We are also offering a host of new courses, such as: Science for the Public (Phys160K), a course where students have the opportunity to teach physics to kids; The Physics of California (Phys120), a course all about physics specific to the state of California (earthquakes, waves, etc.); The Practice of Science (Phys121A), which helps students learn about science as a discipline and answers questions such as: What can I do with physics?; How do I write a scientific paper?; and How do I write research proposals? (see course descriptions on the UCSB General Catalog)
We offer weekly colloquiua and events where students have the opportunity to meet with guest speakers and ask questions about anything over refreshments.
UCSB is one of the only campuses that offers INT 20: the Freshman Experience/Introduction to the University. This course is taught by instructors from the Office of Student Life.

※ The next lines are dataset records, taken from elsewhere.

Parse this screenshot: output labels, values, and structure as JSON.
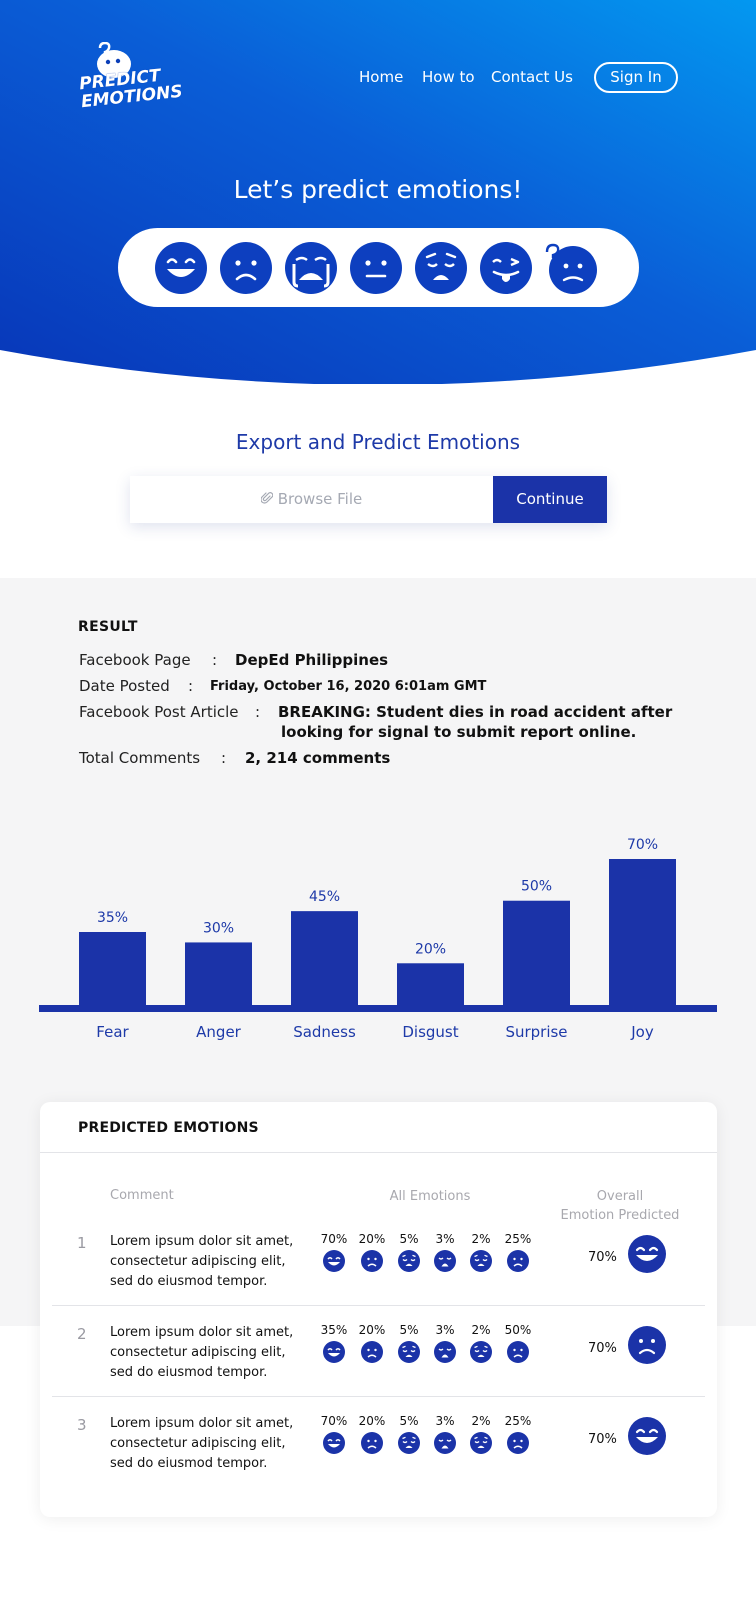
{
  "brand": {
    "logo_line1": "PREDICT",
    "logo_line2": "EMOTIONS"
  },
  "nav": {
    "home": "Home",
    "how_to": "How to",
    "contact": "Contact Us",
    "sign_in": "Sign In"
  },
  "hero": {
    "title": "Let’s predict emotions!",
    "emojis": [
      "grinning-face-icon",
      "frowning-face-icon",
      "crying-face-icon",
      "neutral-face-icon",
      "weary-face-icon",
      "tongue-out-face-icon",
      "confused-face-icon"
    ]
  },
  "export": {
    "title": "Export and Predict Emotions",
    "browse_label": "Browse File",
    "continue_label": "Continue"
  },
  "result": {
    "heading": "RESULT",
    "fields": [
      {
        "label": "Facebook Page",
        "value": "DepEd Philippines"
      },
      {
        "label": "Date Posted",
        "value": "Friday, October 16, 2020 6:01am GMT"
      },
      {
        "label": "Facebook Post Article",
        "value_line1": "BREAKING: Student dies in road accident after",
        "value_line2": "looking for signal to submit report online."
      },
      {
        "label": "Total Comments",
        "value": "2, 214 comments"
      }
    ],
    "colon": ":"
  },
  "chart_data": {
    "type": "bar",
    "categories": [
      "Fear",
      "Anger",
      "Sadness",
      "Disgust",
      "Surprise",
      "Joy"
    ],
    "values": [
      35,
      30,
      45,
      20,
      50,
      70
    ],
    "value_labels": [
      "35%",
      "30%",
      "45%",
      "20%",
      "50%",
      "70%"
    ],
    "ylim": [
      0,
      70
    ],
    "bar_color": "#1b33a8",
    "grid": false
  },
  "predicted": {
    "title": "PREDICTED EMOTIONS",
    "col_comment": "Comment",
    "col_all": "All Emotions",
    "col_overall_line1": "Overall",
    "col_overall_line2": "Emotion Predicted",
    "emotion_icons": [
      "smile-icon",
      "sad-icon",
      "weary-icon",
      "surprised-icon",
      "weary-icon",
      "sad-icon"
    ],
    "rows": [
      {
        "num": "1",
        "comment_line1": "Lorem ipsum dolor sit amet,",
        "comment_line2": "consectetur adipiscing elit,",
        "comment_line3": "sed do eiusmod tempor.",
        "percents": [
          "70%",
          "20%",
          "5%",
          "3%",
          "2%",
          "25%"
        ],
        "overall_pct": "70%",
        "overall_icon": "grinning-face-icon"
      },
      {
        "num": "2",
        "comment_line1": "Lorem ipsum dolor sit amet,",
        "comment_line2": "consectetur adipiscing elit,",
        "comment_line3": "sed do eiusmod tempor.",
        "percents": [
          "35%",
          "20%",
          "5%",
          "3%",
          "2%",
          "50%"
        ],
        "overall_pct": "70%",
        "overall_icon": "frowning-face-icon"
      },
      {
        "num": "3",
        "comment_line1": "Lorem ipsum dolor sit amet,",
        "comment_line2": "consectetur adipiscing elit,",
        "comment_line3": "sed do eiusmod tempor.",
        "percents": [
          "70%",
          "20%",
          "5%",
          "3%",
          "2%",
          "25%"
        ],
        "overall_pct": "70%",
        "overall_icon": "grinning-face-icon"
      }
    ]
  },
  "colors": {
    "brand_blue": "#1b33a8",
    "hero_gradient_start": "#0a3ec0",
    "hero_gradient_end": "#0492ee",
    "section_gray": "#f5f5f6"
  }
}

A team made up of staff members teach students about the university -- what it's like being at a research institution, what that means, how to survive, what kinds of changes you will be going through, diversity, lots of things like that. I encourage all freshman/sophomore students to take that course when they enter UCSB.
Instead of going to a polytechnic school that specializes in technical training, students who attend UCSB have the opportunity to pursue a specific degree while also taking courses in the liberal arts. Not only us UCSB known for science and technology, it is also recognized for other departments such as Economics, Art History, English, etc.
Q: What is the difference between the College of Letters & Science (L&S) and the College of Creative Studies (CCS)?
A: Well, as a CCS student says, "it really comes down to a question of style." What type of student are you? If you are highly motivated and want a different type of education, CCS offers this. You can create your own program, taking courses in whatever discipline you are most interested. L&S is also for highly motivated students -- however, the program is pretty much laid out for you.
Q: What would be the advantage of having an L&S degree or a CCS degree?
A: There is no real advantage of one over the other. L&S and CCS students meet in their upper division curricula, so the programs are pretty much the same. Again, it depends on your style and what you are looking to get out of your college experience. They are both rigorous and challenging programs.